Winfried Bader zum Evangelium am 6. Sonntag im Jahreskreis: Lukas 6,17.20–26 SKZ 5/2010

Wirtschaftskrisen, Naturkatastrophen in armen Ländern, Korruption in Schwellenländer, all diese aktuelle Themen verdeutlichen, dass die Schere von Armen und Reichen sich stetig weitet.

«…was in den Schriften geschrieben steht»

Die Feldrede des Lukas ist benannt nach der Ortsbeschreibung «ebener Platz» in Lk 6,17. Jesus greift – wie auch in der «Bergpredigt» (Mt 5) – das Thema Arm und Reich auf. So wie das Thema heute noch aktuell ist, so war es damals schon alt. Die Seligpreisungen und Weherufe (Lk 6,20–26) sind eine Zwischenstufe.
Drei Begriffe in der Feldrede führen auf eine Spur, in welcher religiösen Tradition der jüdischen Schriften das Thema eingebettet ist.
Zum einen der Begriff Volk (gr. laos), der in der Einleitung (Lk 6,17) und Schluss der Rede (Lk 7,1) genannt wird.

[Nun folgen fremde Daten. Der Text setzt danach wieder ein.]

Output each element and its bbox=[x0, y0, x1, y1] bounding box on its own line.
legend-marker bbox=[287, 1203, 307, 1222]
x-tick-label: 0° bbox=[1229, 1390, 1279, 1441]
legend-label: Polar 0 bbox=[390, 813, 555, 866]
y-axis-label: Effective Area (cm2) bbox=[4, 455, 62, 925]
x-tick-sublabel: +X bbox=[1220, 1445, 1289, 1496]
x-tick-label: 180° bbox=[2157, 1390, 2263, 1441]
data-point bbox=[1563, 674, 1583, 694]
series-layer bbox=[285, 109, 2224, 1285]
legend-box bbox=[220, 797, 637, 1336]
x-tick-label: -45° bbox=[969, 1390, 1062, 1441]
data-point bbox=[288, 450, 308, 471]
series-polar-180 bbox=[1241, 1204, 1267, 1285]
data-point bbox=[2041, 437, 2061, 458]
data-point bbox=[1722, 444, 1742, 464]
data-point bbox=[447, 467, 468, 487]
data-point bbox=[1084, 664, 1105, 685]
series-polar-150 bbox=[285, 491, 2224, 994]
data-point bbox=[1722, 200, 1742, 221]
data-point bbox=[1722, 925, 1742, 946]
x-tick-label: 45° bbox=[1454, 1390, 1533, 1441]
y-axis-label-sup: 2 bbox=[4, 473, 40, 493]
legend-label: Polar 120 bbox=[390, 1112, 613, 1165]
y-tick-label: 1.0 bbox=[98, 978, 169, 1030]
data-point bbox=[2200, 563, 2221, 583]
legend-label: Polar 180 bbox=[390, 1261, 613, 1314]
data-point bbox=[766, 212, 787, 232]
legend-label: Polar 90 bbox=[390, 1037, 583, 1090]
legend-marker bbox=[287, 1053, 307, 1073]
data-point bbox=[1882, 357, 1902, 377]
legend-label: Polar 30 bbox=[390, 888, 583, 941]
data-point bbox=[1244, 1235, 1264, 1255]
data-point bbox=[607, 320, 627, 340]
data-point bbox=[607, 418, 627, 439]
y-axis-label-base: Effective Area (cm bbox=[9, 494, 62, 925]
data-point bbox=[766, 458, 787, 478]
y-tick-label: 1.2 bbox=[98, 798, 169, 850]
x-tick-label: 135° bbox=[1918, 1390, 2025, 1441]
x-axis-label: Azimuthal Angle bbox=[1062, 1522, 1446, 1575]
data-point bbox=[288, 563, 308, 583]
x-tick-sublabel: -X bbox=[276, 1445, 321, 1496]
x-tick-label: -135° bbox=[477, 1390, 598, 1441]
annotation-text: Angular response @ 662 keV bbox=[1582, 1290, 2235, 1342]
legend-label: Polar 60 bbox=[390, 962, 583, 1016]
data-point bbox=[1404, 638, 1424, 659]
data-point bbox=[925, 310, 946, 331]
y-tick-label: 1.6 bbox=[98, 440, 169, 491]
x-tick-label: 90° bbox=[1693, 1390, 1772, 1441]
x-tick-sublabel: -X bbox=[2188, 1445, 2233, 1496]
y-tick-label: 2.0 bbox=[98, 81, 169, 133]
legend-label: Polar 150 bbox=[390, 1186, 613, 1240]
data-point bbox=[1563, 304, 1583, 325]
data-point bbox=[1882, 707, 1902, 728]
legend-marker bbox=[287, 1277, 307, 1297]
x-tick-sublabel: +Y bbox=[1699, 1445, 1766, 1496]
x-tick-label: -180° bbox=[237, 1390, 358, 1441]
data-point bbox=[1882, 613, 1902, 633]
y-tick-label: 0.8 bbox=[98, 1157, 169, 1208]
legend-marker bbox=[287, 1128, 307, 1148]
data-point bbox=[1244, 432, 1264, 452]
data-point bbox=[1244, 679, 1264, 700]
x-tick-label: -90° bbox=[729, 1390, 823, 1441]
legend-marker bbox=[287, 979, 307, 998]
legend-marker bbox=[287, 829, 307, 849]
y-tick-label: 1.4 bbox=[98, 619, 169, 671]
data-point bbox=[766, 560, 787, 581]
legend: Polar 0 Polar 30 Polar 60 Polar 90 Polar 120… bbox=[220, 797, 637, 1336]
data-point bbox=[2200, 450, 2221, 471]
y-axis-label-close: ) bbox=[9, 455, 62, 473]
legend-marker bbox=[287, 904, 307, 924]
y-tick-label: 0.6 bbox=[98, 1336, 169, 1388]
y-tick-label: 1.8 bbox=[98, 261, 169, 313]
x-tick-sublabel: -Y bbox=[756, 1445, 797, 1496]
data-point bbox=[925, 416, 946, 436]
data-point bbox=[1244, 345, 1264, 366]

Neben den Schülerinnen (gr. mathetai), die den inneren Kreis darstellen, ist das Volk Adressat der Rede. Laos ist in den Jesus bekannten jüdischen Schriften immer das auserwählte Volk. Dass es auch aus dem nicht-jüdischen Gebiet von Tyrus und Sidon herbeiströmt, mag bereits eine Ausweitung im Sinne der Völkerfahrt des Jesaja (Jes 2,2–3) sein. Das Volk kommt, um heil zu werden. Nicht der Empfang von ethischen Normen ist die Motivation des Volkes, sondern das konkrete Heil, die Heilung von Krankheit und unreinen Geistern (Lk 6,18–19). Jesus redet erst, nachdem die heile Wirklichkeit greifbar ist.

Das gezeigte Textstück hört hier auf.